Great work! I would feel like I was condescending to people, explaining things this way, but it's actually just nice. Do you know what age your audience are? It seems like a 3rd cache video about concurrent writes and thread co-ordination would follow naturally? ;) Useful to anyone writing parallel code and perhaps the biggest gotcha of cache lines?
The L1 cache actually gets weirder - they often report the L1 _data_ cache alone, and in particular the 3990X (or most other Zen 2 chips) has 32kB instruction cache, for a total of 64kB L1 cache per core = _4MB_ of L1 cache.
Excellent video, Mate! I know you're a talented musician too. Would be so cool, since you've upped the video editing stakes recently, to include some of it (did I hear singing at the end there?)
Yes, some are! GPU caches are certainly programmable. Just architecture dependent I guess. I wish they were programmable in x64, that would be great fun :)

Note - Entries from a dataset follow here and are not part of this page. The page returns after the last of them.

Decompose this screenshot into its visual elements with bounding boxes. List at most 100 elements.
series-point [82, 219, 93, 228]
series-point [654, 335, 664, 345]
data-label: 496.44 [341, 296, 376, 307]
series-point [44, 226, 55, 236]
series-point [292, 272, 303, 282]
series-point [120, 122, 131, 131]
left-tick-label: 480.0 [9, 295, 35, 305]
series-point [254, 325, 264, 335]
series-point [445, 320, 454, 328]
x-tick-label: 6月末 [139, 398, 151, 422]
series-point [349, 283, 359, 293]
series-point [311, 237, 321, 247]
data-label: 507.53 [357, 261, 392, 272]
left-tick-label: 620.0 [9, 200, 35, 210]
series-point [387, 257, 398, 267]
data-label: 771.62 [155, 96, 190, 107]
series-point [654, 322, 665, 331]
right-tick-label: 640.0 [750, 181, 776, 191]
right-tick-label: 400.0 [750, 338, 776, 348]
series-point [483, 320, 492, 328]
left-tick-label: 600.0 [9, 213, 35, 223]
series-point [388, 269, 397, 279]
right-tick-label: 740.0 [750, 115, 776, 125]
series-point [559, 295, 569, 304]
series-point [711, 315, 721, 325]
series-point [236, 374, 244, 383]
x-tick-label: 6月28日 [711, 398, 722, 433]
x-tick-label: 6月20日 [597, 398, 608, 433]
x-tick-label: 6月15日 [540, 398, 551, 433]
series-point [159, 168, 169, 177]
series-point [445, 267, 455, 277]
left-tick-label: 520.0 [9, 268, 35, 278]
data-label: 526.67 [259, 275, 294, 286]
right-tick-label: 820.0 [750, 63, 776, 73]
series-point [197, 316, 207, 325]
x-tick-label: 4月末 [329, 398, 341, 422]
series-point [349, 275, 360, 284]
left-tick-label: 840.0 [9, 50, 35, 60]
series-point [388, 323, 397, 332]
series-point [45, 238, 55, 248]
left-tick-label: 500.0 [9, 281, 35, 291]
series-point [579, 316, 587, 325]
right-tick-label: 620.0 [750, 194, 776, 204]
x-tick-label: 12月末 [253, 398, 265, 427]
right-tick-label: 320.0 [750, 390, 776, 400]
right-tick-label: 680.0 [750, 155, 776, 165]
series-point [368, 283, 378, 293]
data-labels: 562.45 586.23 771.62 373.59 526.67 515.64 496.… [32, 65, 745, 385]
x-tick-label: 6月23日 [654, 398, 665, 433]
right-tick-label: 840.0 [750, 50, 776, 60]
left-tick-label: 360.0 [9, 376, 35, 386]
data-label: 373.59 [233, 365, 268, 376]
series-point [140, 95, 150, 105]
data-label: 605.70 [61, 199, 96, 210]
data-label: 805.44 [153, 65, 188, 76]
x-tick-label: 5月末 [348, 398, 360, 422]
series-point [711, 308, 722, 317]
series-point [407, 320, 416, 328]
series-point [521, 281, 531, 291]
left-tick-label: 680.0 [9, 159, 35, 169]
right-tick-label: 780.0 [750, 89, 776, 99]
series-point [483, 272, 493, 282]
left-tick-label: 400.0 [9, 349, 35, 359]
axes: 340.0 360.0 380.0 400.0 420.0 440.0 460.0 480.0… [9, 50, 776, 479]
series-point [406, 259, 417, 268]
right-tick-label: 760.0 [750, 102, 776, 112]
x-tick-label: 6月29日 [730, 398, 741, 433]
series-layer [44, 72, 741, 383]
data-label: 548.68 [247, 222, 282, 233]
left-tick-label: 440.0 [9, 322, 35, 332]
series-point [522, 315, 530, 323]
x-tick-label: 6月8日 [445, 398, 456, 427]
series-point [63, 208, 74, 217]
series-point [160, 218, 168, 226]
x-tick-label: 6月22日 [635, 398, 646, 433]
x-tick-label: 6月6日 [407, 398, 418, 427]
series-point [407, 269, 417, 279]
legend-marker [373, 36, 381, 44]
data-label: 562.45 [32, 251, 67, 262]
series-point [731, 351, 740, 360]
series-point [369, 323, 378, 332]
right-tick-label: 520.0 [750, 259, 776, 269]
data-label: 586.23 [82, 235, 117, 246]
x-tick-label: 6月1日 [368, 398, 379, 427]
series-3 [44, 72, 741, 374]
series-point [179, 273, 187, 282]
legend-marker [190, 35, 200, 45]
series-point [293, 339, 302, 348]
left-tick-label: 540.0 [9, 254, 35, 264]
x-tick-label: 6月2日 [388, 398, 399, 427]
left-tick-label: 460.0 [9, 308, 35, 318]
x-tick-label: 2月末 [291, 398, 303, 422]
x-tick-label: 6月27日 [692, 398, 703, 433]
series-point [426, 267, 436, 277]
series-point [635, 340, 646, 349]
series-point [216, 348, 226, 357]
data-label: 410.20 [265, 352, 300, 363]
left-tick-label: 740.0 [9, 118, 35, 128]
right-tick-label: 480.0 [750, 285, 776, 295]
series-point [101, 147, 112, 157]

Definitely not gaming. Their ccx / ccd layout introduces too much latency to be top tier at gaming. It's best use case is for cloud compute (think VPS) with shared core access. This would keep all CPUs busy and the constant context switching between container processes is a very valid reason to need 300MB total cache.
Yes, they're certainly more than I generally need, I play Street Fighter and DooM - an i3 do just fine :) I'd love to code these Ryzens! Just to see it eat some AVX. Or race the Ryzen Cores against Intel's AVX512. The Ryzens would make fine server chips, great for Virtual machines and that kind of thing.
@@WhatsACreel i've just bought a cheap epyc 7401 with 24core for the some reason , after your reply i understood that does not fit well for latency applications but for throughput
The high core count threadrippers are often used for workstations for doing scientific work and rendering. Like mentioned elsewhere the latencies tend to get pretty high, that's just the nature of making such a large CPU it happens too on the intel 18 and 28 core parts, so generally you want to give it workloads that are well spread out and have few dependencies between the threads.
Is there any way as a programmer to control (directly or indirectly) which data is present at which point in each of the cache levels? Or is that only regulated by the OS or the hardware itself?
can you please answer this question ? I know the answer but cannot get at it - I mean how to work it out.A processor has 30-bit Virtual addresses, 64 Mbyte physical memory organised in 256 Kbyte pages, and a 128 Bytes, 4-way associative TLB with 4 Bytes block size. How big is the Page table? (ignore the status bits) and how many bits are in TLB tag and index?
Ah, the amazing AMD bulldog. Where the cpu specs look like it should be doing great; but in reality the chip is sitting there doing nothing 50% of the time; because it's waiting for memory accesses and the instruction decoder to give it something to do.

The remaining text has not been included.